Filsafat modern telah menjadi penafsir sains, dan mengatur hasil dari sains alam dan sosial ke dalam sebuah pandangan dunia. Interpretasi tersebut pada gilirannya menentukan arah yang akan diambil sains dalam studinya tentang alam. Interpretasi inilah tentang pernyataan dan kesimpulan umum sains dan arah sains sejauh yang ditawarkan oleh interpretasi tersebut yang harus diletakkan pada evaluasi kritis, sebagaimana mereka tawarkan pada kita hari ini problem paling mendalam yang telah dihadapkan pada kita secara umum dalam urusan agama dan sejarah intelektual kita.
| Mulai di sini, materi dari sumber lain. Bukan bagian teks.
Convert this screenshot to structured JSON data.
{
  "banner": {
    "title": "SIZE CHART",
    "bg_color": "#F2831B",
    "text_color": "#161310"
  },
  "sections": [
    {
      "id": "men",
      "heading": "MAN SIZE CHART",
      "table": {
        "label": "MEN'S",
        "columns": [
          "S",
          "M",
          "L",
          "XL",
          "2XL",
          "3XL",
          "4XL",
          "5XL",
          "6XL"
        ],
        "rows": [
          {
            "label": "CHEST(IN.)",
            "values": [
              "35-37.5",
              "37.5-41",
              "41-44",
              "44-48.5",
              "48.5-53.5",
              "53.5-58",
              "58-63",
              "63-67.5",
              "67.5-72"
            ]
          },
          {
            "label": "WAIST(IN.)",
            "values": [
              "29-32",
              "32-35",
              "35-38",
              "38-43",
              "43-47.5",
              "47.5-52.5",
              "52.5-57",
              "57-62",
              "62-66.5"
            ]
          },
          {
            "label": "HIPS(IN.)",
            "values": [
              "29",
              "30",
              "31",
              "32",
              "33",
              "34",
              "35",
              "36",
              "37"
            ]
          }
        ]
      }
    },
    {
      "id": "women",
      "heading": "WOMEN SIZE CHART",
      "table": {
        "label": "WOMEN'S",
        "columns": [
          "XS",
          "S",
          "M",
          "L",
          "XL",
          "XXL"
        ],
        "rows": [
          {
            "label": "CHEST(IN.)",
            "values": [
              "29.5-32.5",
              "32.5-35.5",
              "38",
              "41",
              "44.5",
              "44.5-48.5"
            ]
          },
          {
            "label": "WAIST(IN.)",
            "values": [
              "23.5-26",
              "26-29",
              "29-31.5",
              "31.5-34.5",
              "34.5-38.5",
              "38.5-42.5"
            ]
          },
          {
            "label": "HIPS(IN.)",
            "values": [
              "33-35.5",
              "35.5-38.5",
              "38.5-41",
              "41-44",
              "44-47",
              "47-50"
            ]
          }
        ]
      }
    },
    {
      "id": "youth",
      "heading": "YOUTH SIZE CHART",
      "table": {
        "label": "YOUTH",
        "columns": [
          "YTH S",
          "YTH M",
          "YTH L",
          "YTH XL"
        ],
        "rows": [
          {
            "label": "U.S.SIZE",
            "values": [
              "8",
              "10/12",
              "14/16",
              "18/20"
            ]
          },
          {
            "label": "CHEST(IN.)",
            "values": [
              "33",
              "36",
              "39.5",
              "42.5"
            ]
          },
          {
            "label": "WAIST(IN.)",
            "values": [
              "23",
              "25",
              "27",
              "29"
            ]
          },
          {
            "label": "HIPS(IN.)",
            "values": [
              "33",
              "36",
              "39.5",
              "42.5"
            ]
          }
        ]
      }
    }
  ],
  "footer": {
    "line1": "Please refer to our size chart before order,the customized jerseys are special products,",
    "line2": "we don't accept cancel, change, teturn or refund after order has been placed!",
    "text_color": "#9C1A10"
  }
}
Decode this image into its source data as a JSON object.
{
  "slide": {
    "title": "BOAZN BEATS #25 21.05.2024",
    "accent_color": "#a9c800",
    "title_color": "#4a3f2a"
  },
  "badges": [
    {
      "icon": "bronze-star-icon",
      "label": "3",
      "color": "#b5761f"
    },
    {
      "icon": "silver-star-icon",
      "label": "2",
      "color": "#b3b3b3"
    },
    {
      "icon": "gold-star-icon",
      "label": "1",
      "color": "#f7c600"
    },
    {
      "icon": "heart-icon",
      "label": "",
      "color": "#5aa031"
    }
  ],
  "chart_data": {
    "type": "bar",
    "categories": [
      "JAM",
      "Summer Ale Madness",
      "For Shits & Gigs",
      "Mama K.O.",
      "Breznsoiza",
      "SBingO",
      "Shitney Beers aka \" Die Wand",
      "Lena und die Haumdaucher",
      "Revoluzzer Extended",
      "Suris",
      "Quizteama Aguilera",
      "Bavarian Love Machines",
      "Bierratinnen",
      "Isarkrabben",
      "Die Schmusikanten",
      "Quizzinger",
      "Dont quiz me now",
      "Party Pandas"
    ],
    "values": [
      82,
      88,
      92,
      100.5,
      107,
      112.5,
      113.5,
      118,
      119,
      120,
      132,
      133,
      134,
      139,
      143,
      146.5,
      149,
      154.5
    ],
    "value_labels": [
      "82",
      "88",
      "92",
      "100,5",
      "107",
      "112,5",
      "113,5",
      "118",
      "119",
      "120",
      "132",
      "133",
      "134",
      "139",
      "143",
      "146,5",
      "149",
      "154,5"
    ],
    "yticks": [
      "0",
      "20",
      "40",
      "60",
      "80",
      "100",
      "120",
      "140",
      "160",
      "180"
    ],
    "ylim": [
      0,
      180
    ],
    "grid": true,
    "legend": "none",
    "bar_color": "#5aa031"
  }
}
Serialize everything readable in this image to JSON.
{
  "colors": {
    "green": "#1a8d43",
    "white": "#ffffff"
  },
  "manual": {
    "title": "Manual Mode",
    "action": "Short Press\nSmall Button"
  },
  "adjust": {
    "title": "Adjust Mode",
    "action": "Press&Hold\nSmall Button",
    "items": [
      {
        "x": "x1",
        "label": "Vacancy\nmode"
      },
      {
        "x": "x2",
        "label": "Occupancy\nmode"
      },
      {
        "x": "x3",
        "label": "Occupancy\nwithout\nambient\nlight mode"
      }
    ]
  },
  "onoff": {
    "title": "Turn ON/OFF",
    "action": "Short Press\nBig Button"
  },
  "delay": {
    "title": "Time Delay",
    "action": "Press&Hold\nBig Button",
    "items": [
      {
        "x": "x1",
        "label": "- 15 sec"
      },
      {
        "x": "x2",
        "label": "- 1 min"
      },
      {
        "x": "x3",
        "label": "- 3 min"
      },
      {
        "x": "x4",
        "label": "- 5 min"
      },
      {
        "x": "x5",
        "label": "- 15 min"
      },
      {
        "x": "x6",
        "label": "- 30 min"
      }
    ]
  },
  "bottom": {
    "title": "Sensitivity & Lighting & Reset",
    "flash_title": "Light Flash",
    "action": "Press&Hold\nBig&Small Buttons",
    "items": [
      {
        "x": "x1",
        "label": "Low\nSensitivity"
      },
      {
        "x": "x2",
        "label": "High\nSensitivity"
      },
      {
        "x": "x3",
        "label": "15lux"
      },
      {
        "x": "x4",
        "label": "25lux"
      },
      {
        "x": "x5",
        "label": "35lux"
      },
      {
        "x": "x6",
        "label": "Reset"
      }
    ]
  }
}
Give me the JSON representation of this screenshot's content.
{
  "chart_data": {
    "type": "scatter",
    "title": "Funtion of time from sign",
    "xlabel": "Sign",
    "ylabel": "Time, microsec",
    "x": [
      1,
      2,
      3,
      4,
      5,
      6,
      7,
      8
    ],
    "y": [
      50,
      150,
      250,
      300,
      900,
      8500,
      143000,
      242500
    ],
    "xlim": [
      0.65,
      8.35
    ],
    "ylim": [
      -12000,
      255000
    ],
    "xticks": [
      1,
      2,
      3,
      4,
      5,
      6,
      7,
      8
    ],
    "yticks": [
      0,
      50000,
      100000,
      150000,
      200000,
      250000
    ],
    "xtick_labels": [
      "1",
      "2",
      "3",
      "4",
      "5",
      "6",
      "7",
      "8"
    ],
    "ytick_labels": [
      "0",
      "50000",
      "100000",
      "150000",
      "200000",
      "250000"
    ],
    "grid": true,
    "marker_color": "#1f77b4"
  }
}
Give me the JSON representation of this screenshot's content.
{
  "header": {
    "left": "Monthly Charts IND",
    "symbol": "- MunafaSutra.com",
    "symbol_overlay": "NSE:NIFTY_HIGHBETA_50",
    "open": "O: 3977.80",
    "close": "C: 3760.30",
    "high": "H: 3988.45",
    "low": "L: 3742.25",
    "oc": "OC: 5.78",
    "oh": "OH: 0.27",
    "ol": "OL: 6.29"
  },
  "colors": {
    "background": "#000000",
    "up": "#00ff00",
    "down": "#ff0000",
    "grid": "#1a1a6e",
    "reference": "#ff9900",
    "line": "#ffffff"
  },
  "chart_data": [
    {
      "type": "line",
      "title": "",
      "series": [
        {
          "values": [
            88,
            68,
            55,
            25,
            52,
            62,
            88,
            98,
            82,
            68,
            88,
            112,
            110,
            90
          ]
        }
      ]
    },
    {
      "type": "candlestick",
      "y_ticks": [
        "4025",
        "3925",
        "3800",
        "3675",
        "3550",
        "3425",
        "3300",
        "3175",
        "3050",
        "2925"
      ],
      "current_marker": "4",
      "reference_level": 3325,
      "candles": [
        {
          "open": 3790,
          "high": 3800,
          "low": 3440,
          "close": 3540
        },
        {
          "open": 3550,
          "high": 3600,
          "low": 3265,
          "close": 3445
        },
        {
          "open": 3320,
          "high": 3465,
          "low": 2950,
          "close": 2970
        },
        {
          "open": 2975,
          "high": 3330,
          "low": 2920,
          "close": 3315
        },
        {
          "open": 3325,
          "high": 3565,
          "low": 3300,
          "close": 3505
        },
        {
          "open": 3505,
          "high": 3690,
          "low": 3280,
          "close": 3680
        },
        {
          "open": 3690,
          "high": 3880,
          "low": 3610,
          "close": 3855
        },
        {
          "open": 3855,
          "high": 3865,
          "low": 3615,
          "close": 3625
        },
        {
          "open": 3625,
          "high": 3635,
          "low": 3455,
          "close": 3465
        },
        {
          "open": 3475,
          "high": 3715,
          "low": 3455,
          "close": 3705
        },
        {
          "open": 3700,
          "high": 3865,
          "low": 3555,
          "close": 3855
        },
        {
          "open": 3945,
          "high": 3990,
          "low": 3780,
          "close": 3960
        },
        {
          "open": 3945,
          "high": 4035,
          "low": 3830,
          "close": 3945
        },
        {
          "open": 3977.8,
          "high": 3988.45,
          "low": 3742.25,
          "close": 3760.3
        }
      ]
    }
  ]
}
Evaluasi kita harus termasuk pengujian kritis akan metode sains modern; konsep, presuposisi, dan simbolnya; aspek empiris dan rasionalnya, dan yang menyangkut nilai dan etika; interpretasinya tentang asal-usul; teori pengetahuannya; presuposisinya tentang eksistensi dunia eksternal, tentang keseragaman alam, dan rasionalitas proses alamiah; teori tentang alam semesta; klasifikasi tentang sains; batasannya dan saling-hubung satu sama lain dari sains, dan hubungan sosialnya.

Sebuah inti sari asumsi dasar mereka ialah bahwa sains itu satu-satunya pengetahuan otentik; bahwa pengetahuan ini hanya menyentuh fenomena; bahwa pengetahuan ini, termasuk pernyataan dasar dan kesimpulan umum sains dan filsafat yang diturunkan darinya, adalah khas untuk zaman tertentu dan dapat berubah pada zaman lain; bahwa pernyataan saintifik harus mengakui hanya apa yang telah di observasi dan dibuktikan oleh saintis; bahwa apa yang seharusnya diterima hanyalah teori yang dapat direduksi kepada unsur inderawi, bahkan meskipun teori tersebut mungkin melibatkan gagasan yang menyentuh wilayah yang melampaui lingkungan empiris dari pengalaman; bahwa universalitas seharusnya tidak dilekatkan dengan rumusan saintifik, maupun seharusnya objek yang didefinisikan dengan universalitas digambarkan sebagai realitas yang melampaui apa yang di observasi; bahwa isi pengetahuan itu adalah kombinasi realisme, idealisme, dan pragmatisme; bahwa tiga aspek kognisi tersebut bersama-sama menampilkan fondasi filsafat sains; bahwa pengertian merupakan suatu yang subjektif, arbitrer, dan konvensional, dan bahwa dalam hubungan antara struktur logis pengetahuan dan isi empiris dari pengetahuan, keunggulan logikalah yang diafirmasi; bahwa teori matematis bukan sebuah sains deskriptif yang membuat pernyataan tentang struktur dan proses alam, dan bahwa pada kenyataannya merupakan sebuah teori logika; sehingga karena

logika harus ada pada sains, peranan bahasa dan sistem logika dalam menggambarkan struktur dan proses alam merupakan yang terpenting; bahwa kebenaran dan kepalsuan merupakan bagian dari kepercayaan-lemah (cth. kepercayaan-lemah dalam pengertian penerimaan intelektual sebagai benar atau nyata terhadap pernyataan atau proposisi apapun) yang tergantung pada hubungan kepercayaan-lemah dengan fakta; bahwa fakta itu netral sejauh kebenaran dan kepalsuan yang dipedulikan — mereka hanya ada.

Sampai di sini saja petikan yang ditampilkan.